Here’s a clear, concise explanation of ARIMA, SARIMA, and related models — followed by minimal R examples.
1. ARIMA (AutoRegressive Integrated Moving Average)
ARIMA is a time-series forecasting model used for non-seasonal, univariate data.
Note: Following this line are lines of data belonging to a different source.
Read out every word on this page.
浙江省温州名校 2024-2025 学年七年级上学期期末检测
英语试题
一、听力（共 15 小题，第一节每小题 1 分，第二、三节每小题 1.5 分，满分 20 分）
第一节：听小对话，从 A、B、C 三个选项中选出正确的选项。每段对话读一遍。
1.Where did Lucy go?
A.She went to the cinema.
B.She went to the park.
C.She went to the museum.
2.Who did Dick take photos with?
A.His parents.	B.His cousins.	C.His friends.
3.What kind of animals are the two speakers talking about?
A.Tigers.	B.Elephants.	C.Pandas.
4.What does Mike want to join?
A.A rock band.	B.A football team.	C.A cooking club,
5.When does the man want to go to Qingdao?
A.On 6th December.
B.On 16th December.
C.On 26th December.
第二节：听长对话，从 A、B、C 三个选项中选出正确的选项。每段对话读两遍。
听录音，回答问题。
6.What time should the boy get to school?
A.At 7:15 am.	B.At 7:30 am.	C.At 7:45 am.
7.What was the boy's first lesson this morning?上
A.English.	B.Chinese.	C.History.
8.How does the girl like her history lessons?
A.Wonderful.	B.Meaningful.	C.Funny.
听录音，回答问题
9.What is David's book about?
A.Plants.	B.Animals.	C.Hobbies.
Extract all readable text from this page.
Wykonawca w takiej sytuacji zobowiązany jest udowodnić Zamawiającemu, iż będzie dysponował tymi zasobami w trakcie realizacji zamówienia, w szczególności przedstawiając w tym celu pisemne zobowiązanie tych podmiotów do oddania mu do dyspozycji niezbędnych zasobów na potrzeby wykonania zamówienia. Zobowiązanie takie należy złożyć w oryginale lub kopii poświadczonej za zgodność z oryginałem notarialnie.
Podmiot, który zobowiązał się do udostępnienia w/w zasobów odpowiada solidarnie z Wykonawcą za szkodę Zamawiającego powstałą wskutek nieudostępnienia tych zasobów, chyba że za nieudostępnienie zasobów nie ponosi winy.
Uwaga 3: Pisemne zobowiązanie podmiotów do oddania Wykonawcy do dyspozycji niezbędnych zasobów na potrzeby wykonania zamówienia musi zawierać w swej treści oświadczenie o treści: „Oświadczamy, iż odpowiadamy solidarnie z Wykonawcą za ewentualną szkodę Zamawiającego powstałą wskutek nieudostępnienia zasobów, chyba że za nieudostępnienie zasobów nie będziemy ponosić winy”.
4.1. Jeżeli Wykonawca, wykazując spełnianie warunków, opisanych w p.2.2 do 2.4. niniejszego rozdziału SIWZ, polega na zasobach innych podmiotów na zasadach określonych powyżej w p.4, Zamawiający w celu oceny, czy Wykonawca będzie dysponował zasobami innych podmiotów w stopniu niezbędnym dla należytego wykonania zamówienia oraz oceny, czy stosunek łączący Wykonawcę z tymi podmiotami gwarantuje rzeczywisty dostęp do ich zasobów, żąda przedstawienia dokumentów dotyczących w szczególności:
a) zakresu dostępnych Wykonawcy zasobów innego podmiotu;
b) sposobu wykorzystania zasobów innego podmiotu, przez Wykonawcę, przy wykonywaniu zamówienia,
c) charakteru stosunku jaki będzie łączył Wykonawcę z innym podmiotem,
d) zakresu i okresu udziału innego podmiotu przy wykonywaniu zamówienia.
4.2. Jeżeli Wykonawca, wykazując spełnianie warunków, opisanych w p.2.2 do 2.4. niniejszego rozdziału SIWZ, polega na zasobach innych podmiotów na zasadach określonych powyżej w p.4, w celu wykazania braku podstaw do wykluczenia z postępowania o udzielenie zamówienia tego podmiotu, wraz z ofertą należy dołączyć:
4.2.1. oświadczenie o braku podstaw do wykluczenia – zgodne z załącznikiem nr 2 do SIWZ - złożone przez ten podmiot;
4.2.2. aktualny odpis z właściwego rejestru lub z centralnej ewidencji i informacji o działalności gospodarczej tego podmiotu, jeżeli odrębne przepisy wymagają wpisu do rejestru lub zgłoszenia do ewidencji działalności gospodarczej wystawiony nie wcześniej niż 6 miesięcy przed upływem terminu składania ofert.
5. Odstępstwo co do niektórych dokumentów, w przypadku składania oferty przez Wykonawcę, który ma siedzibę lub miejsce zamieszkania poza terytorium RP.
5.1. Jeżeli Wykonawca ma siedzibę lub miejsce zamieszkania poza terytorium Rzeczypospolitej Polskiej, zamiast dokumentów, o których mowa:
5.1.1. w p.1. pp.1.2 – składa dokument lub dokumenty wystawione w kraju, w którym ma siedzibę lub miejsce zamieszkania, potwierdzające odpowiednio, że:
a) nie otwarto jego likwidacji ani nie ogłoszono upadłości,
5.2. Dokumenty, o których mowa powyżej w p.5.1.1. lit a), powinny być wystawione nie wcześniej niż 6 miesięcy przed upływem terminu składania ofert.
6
It is written as:
\(\text{ARIMA}(p,d,q)\)
Meaning of the parameters
- p = number of autoregressive (AR) terms
- d = degree of differencing (to remove trend)
- q = number of moving average (MA) terms
When to use ARIMA
Use ARIMA when your data:
- has trend, but
- no seasonality.
Minimal ARIMA Example in R
library(forecast)
# Use an example built-in dataset
ts_data <- AirPassengers[1:60] # Monthly passengers (first 5 years)
# Fit a simple ARIMA model
fit <- auto.arima(ts_data)
# Print model
fit
# Forecast next 12 periods
forecast(fit, h = 12)auto.arima() automatically selects (p, d, q).
2. SARIMA (Seasonal ARIMA)
SARIMA extends ARIMA by adding seasonal components.
\(\text{SARIMA}(p,d,q)(P,D,Q)_m\)
Where:
P = seasonal autoregressive order
D = seasonal differencing
Q = seasonal moving average
m = seasonal period
- Example: monthly data → m = 12
- Quarterly data → m = 4
When to use SARIMA
Use SARIMA when your time series has:
- trend,
- and clear seasonality (repeating yearly, quarterly, weekly pattern).
Minimal SARIMA Example in R
library(forecast)
ts_data <- AirPassengers # strong yearly seasonality
# Fit SARIMA
fit <- auto.arima(ts_data, seasonal = TRUE)
fit
forecast(fit, h = 12)3. ARIMAX / SARIMAX (ARIMA with regressors)
These models include external variables (e.g., temperature, ads, price). Useful when other predictors help forecast the main series.
x <- rnorm(length(ts_data)) # Example external regressor
fit <- auto.arima(ts_data, xreg = x)4. Seasonal decomposition (not a model)
Often used to inspect data before ARIMA.
plot(stl(AirPassengers, s.window = "periodic"))Shows:
- trend,
- seasonal,
- remainder components.
⭐ Summary Table
| Model | Handles Trend | Handles Seasonality | Includes External Variables |
|---|---|---|---|
| ARIMA | ✔️ | ❌ | ✔️ (ARIMAX) |
| SARIMA | ✔️ | ✔️ | ✔️ (SARIMAX) |
| ETS | ✔️ | ✔️ | ❌ |
| Prophet | ✔️ | ✔️ | ✔️ |
Very Small Example for Conceptual Understanding
Suppose monthly sales:
| Month | Sales |
|---|---|
| Jan | 100 |
| Feb | 110 |
| Mar | 120 |
| Apr | 130 |
| May | 140 |
| Jun | 150 |
This has trend but no seasonality → ARIMA.
If you have:
| Month | Sales |
|---|---|
| Jan | 100 |
| Feb | 120 |
| Mar | 150 |
| … | … |
| Jan (next year) | 110 |
| Feb (next year) | 130 |
This has trend + yearly cycle → SARIMA.